Maps Give Detailed Look at Dramatic Land Use Change Over Two Decades

Landscape change between 1992 and 2015. White reflects little change. Darker shades reflect the greatest rate of change in each category.

Landscape change between 1992 and 2015. White reflects little change. Darker shades reflect the greatest rate of change in each category. Credit: Tomasz Stepinski/UC

A new map that stitches together 24 years of satellite observations provides a detailed look at striking changes in land use and widespread environmental degradation. According to the map, 22 percent of Earth’s habitable surface has been significantly altered since 1992, primarily from agricultural-driven deforestation.

“We already knew about deforestation or wetland loss or increasing urbanization,” said Tomasz Stepinski, a geographer at the University of Cincinnati and a co-author of the new map. “But now we can see exactly where all of that is happening… What makes this so depressing is that it’s examining a timescale that is shorter than our lifetime.”

The map illustrates widespread losses of wetlands in the Southeastern United States; the rapid disappearance of the Aral Sea, which “dried up in the 1990s after farmers in Kazakhstan and Uzbekistan diverted its tributaries for cotton fields,” a press release explained; deforestation in the tropics; and the expansion of the Sahara Desert.

The data also offers context for recent sociopolitical events, such as the caravan of immigrants moving north toward the U.S. border. Many of the migrants come from Guatemala, fleeing years of crop failure. But Stepinski and his colleagues’ new map also shows how widespread deforestation has reshaped the country.

The scientists analyzed nine types of land-use change — deforestation, development, and agriculture, for example — in 5.5-mile-square plots across the globe using satellite images collected by the European Space Agency between 1992 and 2015. They then used three shades of color for each land use type to identify the extent of change.
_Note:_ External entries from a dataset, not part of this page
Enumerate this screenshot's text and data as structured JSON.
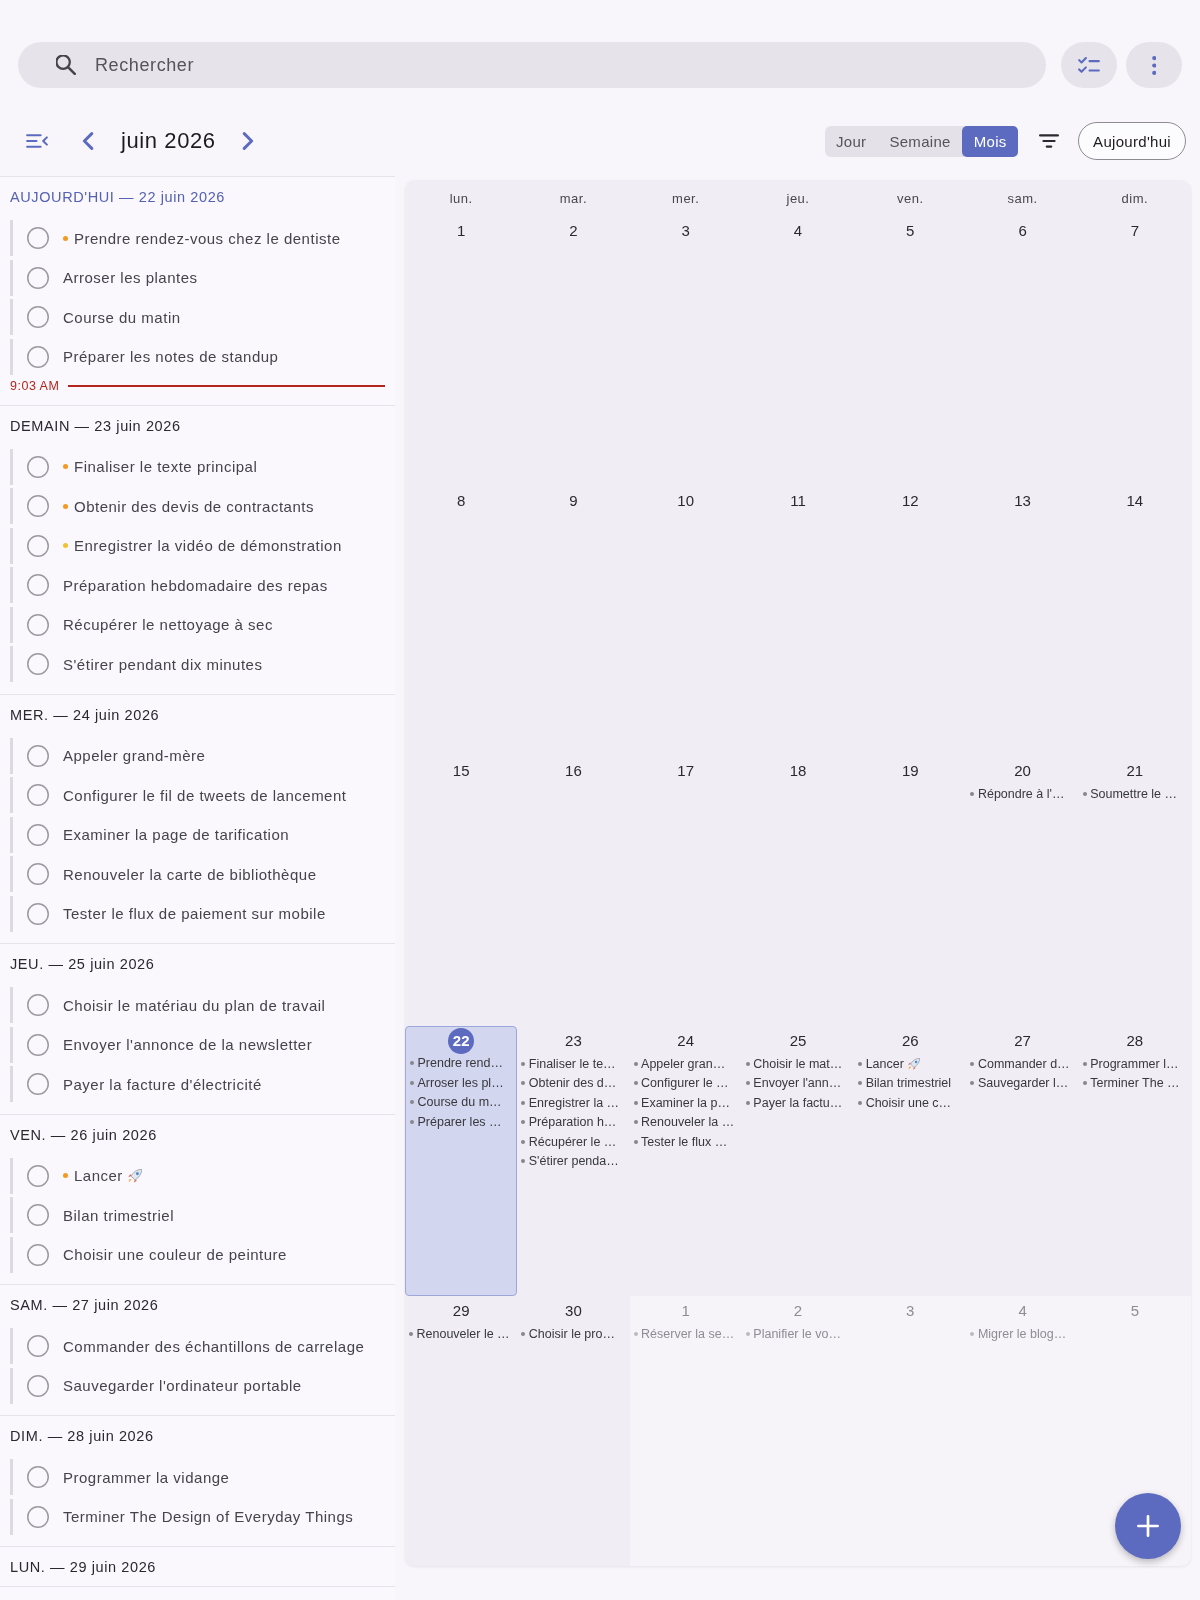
{
  "search": {
    "placeholder": "Rechercher"
  },
  "toolbar": {
    "month_label": "juin 2026",
    "views": [
      {
        "label": "Jour",
        "selected": false
      },
      {
        "label": "Semaine",
        "selected": false
      },
      {
        "label": "Mois",
        "selected": true
      }
    ],
    "today_button": "Aujourd'hui"
  },
  "agenda": {
    "sections": [
      {
        "title": "AUJOURD'HUI — 22 juin 2026",
        "today": true,
        "now_marker": "9:03 AM",
        "tasks": [
          {
            "title": "Prendre rendez-vous chez le dentiste",
            "checked": false,
            "color": "#f39a21"
          },
          {
            "title": "Arroser les plantes",
            "checked": false
          },
          {
            "title": "Course du matin",
            "checked": false
          },
          {
            "title": "Préparer les notes de standup",
            "checked": false
          }
        ]
      },
      {
        "title": "DEMAIN — 23 juin 2026",
        "today": false,
        "tasks": [
          {
            "title": "Finaliser le texte principal",
            "checked": false,
            "color": "#f39a21"
          },
          {
            "title": "Obtenir des devis de contractants",
            "checked": false,
            "color": "#f39a21"
          },
          {
            "title": "Enregistrer la vidéo de démonstration",
            "checked": false,
            "color": "#f2c230"
          },
          {
            "title": "Préparation hebdomadaire des repas",
            "checked": false
          },
          {
            "title": "Récupérer le nettoyage à sec",
            "checked": false
          },
          {
            "title": "S'étirer pendant dix minutes",
            "checked": false
          }
        ]
      },
      {
        "title": "MER. — 24 juin 2026",
        "today": false,
        "tasks": [
          {
            "title": "Appeler grand-mère",
            "checked": false
          },
          {
            "title": "Configurer le fil de tweets de lancement",
            "checked": false
          },
          {
            "title": "Examiner la page de tarification",
            "checked": false
          },
          {
            "title": "Renouveler la carte de bibliothèque",
            "checked": false
          },
          {
            "title": "Tester le flux de paiement sur mobile",
            "checked": false
          }
        ]
      },
      {
        "title": "JEU. — 25 juin 2026",
        "today": false,
        "tasks": [
          {
            "title": "Choisir le matériau du plan de travail",
            "checked": false
          },
          {
            "title": "Envoyer l'annonce de la newsletter",
            "checked": false
          },
          {
            "title": "Payer la facture d'électricité",
            "checked": false
          }
        ]
      },
      {
        "title": "VEN. — 26 juin 2026",
        "today": false,
        "tasks": [
          {
            "title": "Lancer",
            "checked": false,
            "color": "#f39a21",
            "trailing_icon": true
          },
          {
            "title": "Bilan trimestriel",
            "checked": false
          },
          {
            "title": "Choisir une couleur de peinture",
            "checked": false
          }
        ]
      },
      {
        "title": "SAM. — 27 juin 2026",
        "today": false,
        "tasks": [
          {
            "title": "Commander des échantillons de carrelage",
            "checked": false
          },
          {
            "title": "Sauvegarder l'ordinateur portable",
            "checked": false
          }
        ]
      },
      {
        "title": "DIM. — 28 juin 2026",
        "today": false,
        "tasks": [
          {
            "title": "Programmer la vidange",
            "checked": false
          },
          {
            "title": "Terminer The Design of Everyday Things",
            "checked": false
          }
        ]
      },
      {
        "title": "LUN. — 29 juin 2026",
        "today": false
      }
    ]
  },
  "calendar": {
    "weekdays": [
      "lun.",
      "mar.",
      "mer.",
      "jeu.",
      "ven.",
      "sam.",
      "dim."
    ],
    "weeks": [
      {
        "days": [
          {
            "number": "1",
            "selected": false,
            "other_month": false
          },
          {
            "number": "2",
            "selected": false,
            "other_month": false
          },
          {
            "number": "3",
            "selected": false,
            "other_month": false
          },
          {
            "number": "4",
            "selected": false,
            "other_month": false
          },
          {
            "number": "5",
            "selected": false,
            "other_month": false
          },
          {
            "number": "6",
            "selected": false,
            "other_month": false
          },
          {
            "number": "7",
            "selected": false,
            "other_month": false
          }
        ]
      },
      {
        "days": [
          {
            "number": "8",
            "selected": false,
            "other_month": false
          },
          {
            "number": "9",
            "selected": false,
            "other_month": false
          },
          {
            "number": "10",
            "selected": false,
            "other_month": false
          },
          {
            "number": "11",
            "selected": false,
            "other_month": false
          },
          {
            "number": "12",
            "selected": false,
            "other_month": false
          },
          {
            "number": "13",
            "selected": false,
            "other_month": false
          },
          {
            "number": "14",
            "selected": false,
            "other_month": false
          }
        ]
      },
      {
        "days": [
          {
            "number": "15",
            "selected": false,
            "other_month": false
          },
          {
            "number": "16",
            "selected": false,
            "other_month": false
          },
          {
            "number": "17",
            "selected": false,
            "other_month": false
          },
          {
            "number": "18",
            "selected": false,
            "other_month": false
          },
          {
            "number": "19",
            "selected": false,
            "other_month": false
          },
          {
            "number": "20",
            "selected": false,
            "other_month": false,
            "events": [
              {
                "title": "Répondre à l'…"
              }
            ]
          },
          {
            "number": "21",
            "selected": false,
            "other_month": false,
            "events": [
              {
                "title": "Soumettre le …"
              }
            ]
          }
        ]
      },
      {
        "days": [
          {
            "number": "22",
            "selected": true,
            "other_month": false,
            "events": [
              {
                "title": "Prendre rend…"
              },
              {
                "title": "Arroser les pl…"
              },
              {
                "title": "Course du m…"
              },
              {
                "title": "Préparer les …"
              }
            ]
          },
          {
            "number": "23",
            "selected": false,
            "other_month": false,
            "events": [
              {
                "title": "Finaliser le te…"
              },
              {
                "title": "Obtenir des d…"
              },
              {
                "title": "Enregistrer la …"
              },
              {
                "title": "Préparation h…"
              },
              {
                "title": "Récupérer le …"
              },
              {
                "title": "S'étirer penda…"
              }
            ]
          },
          {
            "number": "24",
            "selected": false,
            "other_month": false,
            "events": [
              {
                "title": "Appeler gran…"
              },
              {
                "title": "Configurer le …"
              },
              {
                "title": "Examiner la p…"
              },
              {
                "title": "Renouveler la …"
              },
              {
                "title": "Tester le flux …"
              }
            ]
          },
          {
            "number": "25",
            "selected": false,
            "other_month": false,
            "events": [
              {
                "title": "Choisir le mat…"
              },
              {
                "title": "Envoyer l'ann…"
              },
              {
                "title": "Payer la factu…"
              }
            ]
          },
          {
            "number": "26",
            "selected": false,
            "other_month": false,
            "events": [
              {
                "title": "Lancer",
                "trailing_icon": true
              },
              {
                "title": "Bilan trimestriel"
              },
              {
                "title": "Choisir une c…"
              }
            ]
          },
          {
            "number": "27",
            "selected": false,
            "other_month": false,
            "events": [
              {
                "title": "Commander d…"
              },
              {
                "title": "Sauvegarder l…"
              }
            ]
          },
          {
            "number": "28",
            "selected": false,
            "other_month": false,
            "events": [
              {
                "title": "Programmer l…"
              },
              {
                "title": "Terminer The …"
              }
            ]
          }
        ]
      },
      {
        "days": [
          {
            "number": "29",
            "selected": false,
            "other_month": false,
            "events": [
              {
                "title": "Renouveler le …"
              }
            ]
          },
          {
            "number": "30",
            "selected": false,
            "other_month": false,
            "events": [
              {
                "title": "Choisir le pro…"
              }
            ]
          },
          {
            "number": "1",
            "selected": false,
            "other_month": true,
            "events": [
              {
                "title": "Réserver la se…"
              }
            ]
          },
          {
            "number": "2",
            "selected": false,
            "other_month": true,
            "events": [
              {
                "title": "Planifier le vo…"
              }
            ]
          },
          {
            "number": "3",
            "selected": false,
            "other_month": true
          },
          {
            "number": "4",
            "selected": false,
            "other_month": true,
            "events": [
              {
                "title": "Migrer le blog…"
              }
            ]
          },
          {
            "number": "5",
            "selected": false,
            "other_month": true
          }
        ]
      }
    ]
  }
}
The scientists recently published their new map in the International Journal of Applied Earth Observation and Geoinformation.

“I hope this map will make people more aware of the human impact on our planet,” geographer Jakub Nowosad, lead author of the new study, said in a statement. “As a society, we need to be better informed of the scale of changes we make to the Earth, and in my opinion, this awareness can influence future changes in environmental policies.”